Sidang dibuka oleh raja Bujang Kelane, menyidangkan kasus Sawal.

“Apakah Engkau mengakui kesalahanmu, wahai Sawal?” tanya raja.

“Apakah kesalahan hamba, Baginda?” tanya Sawal.

“Para petugas security malam mendapati Engkau telah berduaan bersama puteriku. Lalu panglima melaporkan kepada hamba bahwa engkau telah melakukan pelanggaran pasal 9999 ayat 9 UU perkapalan yang berbunyi ; “ manusia dan sejenisnya dilarang berduaan dengan yang bukan muhrim, terlebih lagi dengan puteri raja baik di atas, di bawah, di tiang, di lambung atau di mana saja di dalam kapal ini ”. Berarti Engkau diganjar dengan hukuman mati,” raja menjelaskan.

“Tuanku, cinta itu buta. Cinta tidak mengenal tahta dan kedudukan. Hamba memang manusia yang kecil dan tidak berarti bagi tuanku. Tapi hamba tetap akan mencintai tuan puteri apapun resikonya,” Sawal membela.

“Apa artinya cinta, hah. Cinta hanya membuat orang gila dan tidak sadar akan siapa dirimu itu. Anakku akan kutunangkan dengan Brad Pitt, bukan denganmu. Engkau akan dihukum dengan hukuman dilemparkan ke laut. Titik tanpa koma,” raja memutuskan.

“Jangan lakukan itu, Ayahnda. Ananda mohon, lepaskan Sawal dari hukuman itu Ayahnda,” tuan puteri memohon sambil menangis.

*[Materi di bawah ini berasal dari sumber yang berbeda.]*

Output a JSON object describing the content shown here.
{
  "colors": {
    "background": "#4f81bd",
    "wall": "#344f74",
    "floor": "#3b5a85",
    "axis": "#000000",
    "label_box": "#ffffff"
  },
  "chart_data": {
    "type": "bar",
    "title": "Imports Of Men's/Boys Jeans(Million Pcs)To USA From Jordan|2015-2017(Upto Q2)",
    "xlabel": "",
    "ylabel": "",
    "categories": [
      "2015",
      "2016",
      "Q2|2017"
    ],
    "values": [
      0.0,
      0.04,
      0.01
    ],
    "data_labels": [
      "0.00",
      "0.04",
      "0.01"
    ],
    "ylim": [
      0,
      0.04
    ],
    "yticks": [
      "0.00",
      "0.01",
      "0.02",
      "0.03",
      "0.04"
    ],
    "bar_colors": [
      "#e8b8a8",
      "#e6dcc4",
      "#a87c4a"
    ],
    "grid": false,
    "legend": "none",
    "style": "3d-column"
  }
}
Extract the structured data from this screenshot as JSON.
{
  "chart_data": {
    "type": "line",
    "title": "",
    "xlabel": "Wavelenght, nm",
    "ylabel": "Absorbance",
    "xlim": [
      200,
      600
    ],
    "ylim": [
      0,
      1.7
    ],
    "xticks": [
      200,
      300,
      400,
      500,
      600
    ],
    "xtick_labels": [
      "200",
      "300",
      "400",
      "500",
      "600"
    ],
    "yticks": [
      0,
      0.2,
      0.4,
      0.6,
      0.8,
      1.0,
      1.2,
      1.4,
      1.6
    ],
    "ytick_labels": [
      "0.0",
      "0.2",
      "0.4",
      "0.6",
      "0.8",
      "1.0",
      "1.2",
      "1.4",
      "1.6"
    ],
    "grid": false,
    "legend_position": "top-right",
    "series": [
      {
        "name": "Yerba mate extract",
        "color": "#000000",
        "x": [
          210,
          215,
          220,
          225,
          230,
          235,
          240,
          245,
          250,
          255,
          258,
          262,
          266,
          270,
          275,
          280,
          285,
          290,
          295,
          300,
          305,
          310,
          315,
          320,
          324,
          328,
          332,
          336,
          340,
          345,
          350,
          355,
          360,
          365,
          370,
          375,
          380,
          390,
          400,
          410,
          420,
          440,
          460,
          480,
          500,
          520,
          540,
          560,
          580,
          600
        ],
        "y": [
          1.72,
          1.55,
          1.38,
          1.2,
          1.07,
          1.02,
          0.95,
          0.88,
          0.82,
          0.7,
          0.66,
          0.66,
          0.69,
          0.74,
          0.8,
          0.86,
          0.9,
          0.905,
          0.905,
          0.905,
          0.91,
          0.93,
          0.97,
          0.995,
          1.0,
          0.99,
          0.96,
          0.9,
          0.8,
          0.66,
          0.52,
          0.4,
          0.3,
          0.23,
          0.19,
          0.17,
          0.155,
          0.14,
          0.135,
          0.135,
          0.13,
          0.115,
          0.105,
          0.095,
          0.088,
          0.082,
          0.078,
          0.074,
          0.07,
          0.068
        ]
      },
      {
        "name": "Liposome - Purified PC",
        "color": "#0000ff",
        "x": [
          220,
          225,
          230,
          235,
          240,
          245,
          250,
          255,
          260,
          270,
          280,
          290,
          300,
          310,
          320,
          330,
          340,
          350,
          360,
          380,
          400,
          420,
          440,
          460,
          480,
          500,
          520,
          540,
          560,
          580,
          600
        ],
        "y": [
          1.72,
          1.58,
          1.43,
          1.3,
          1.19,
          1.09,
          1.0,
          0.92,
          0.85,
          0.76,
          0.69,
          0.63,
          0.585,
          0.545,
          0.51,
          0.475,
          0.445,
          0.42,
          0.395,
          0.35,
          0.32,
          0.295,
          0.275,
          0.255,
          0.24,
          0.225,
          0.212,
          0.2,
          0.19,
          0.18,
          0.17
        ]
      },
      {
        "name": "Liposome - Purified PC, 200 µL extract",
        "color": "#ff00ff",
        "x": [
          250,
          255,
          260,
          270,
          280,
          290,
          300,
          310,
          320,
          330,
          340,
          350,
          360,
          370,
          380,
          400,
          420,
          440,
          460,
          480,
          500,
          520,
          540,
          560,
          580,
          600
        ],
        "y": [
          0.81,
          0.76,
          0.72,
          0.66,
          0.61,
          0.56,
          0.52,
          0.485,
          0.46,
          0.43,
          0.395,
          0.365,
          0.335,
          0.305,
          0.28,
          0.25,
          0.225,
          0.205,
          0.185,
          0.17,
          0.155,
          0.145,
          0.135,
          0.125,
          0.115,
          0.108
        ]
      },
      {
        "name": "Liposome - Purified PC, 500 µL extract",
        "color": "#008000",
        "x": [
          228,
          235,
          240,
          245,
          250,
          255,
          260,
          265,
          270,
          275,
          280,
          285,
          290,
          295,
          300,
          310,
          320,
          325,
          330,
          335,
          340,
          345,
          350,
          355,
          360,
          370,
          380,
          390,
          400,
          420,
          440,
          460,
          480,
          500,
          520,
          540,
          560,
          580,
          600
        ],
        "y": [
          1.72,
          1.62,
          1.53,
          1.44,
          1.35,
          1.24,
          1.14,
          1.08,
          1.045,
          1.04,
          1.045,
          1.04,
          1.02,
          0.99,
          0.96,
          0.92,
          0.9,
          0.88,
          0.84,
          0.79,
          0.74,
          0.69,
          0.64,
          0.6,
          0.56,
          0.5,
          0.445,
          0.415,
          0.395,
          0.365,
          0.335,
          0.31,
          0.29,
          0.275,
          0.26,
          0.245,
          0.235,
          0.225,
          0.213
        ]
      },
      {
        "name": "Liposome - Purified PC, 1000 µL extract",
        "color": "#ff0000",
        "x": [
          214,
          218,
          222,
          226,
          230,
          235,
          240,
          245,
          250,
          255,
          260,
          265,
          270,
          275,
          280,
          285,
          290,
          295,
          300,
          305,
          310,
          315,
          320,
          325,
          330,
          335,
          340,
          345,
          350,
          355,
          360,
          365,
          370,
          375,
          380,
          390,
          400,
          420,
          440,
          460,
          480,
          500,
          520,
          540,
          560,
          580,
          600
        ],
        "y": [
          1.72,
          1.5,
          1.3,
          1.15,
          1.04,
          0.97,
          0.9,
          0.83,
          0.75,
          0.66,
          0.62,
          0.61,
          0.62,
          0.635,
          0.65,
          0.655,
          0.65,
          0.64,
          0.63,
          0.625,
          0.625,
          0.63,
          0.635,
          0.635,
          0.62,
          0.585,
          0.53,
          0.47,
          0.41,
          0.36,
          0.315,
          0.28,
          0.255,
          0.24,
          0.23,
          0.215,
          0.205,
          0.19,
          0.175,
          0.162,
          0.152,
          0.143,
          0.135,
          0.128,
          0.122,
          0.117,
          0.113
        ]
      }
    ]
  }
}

“Tidaaaak. Keputusanku sudah bulat telur. Tiada yang menentang perintah raja. Laksanakan hukuman itu, Panglima. Segera!” raja mulai berang.

“Siap, Baginda. Algojo, bersiaplah untuk melempar Bocah ini!” perintah panglima.

Saat itu juga dua orang algojo mengikat dan mulai mengangkat tubuh Sawal dan mulai mengayunkan tubuh Sawal.

“Kakanda Sawal..., jangan tinggalkan aku...!!!!!!!” teriak tuan puteri menjerit histeris dengan dijaga pengawal.

“Puteri... I Love You. Anggaplah ini sebuah mimpi....”

dan ...

“BYYUURRRR!!!!”



***

Sawal kaget bukan kepalang, tiba-tiba ia merasa tubuhnya basah. Rupanya ia baru sadar dirinya telah tercebur ke dalam laut. Ia terengah-engah berenang menghampiri sampannya, setelah naik kembali baru Sawal sadar. Sebuah kapal feri lewat tidak jauh dari sampannya dengan begitu kencang membuat sampannya oleng dan ia pun terlempar jatuh ke air. Sirna sudah harapannya bertemu dengan sang putri, tamat sudah mimpi Sawal yang begitu indah. Ikan tak dapat, mimpi pun lesap.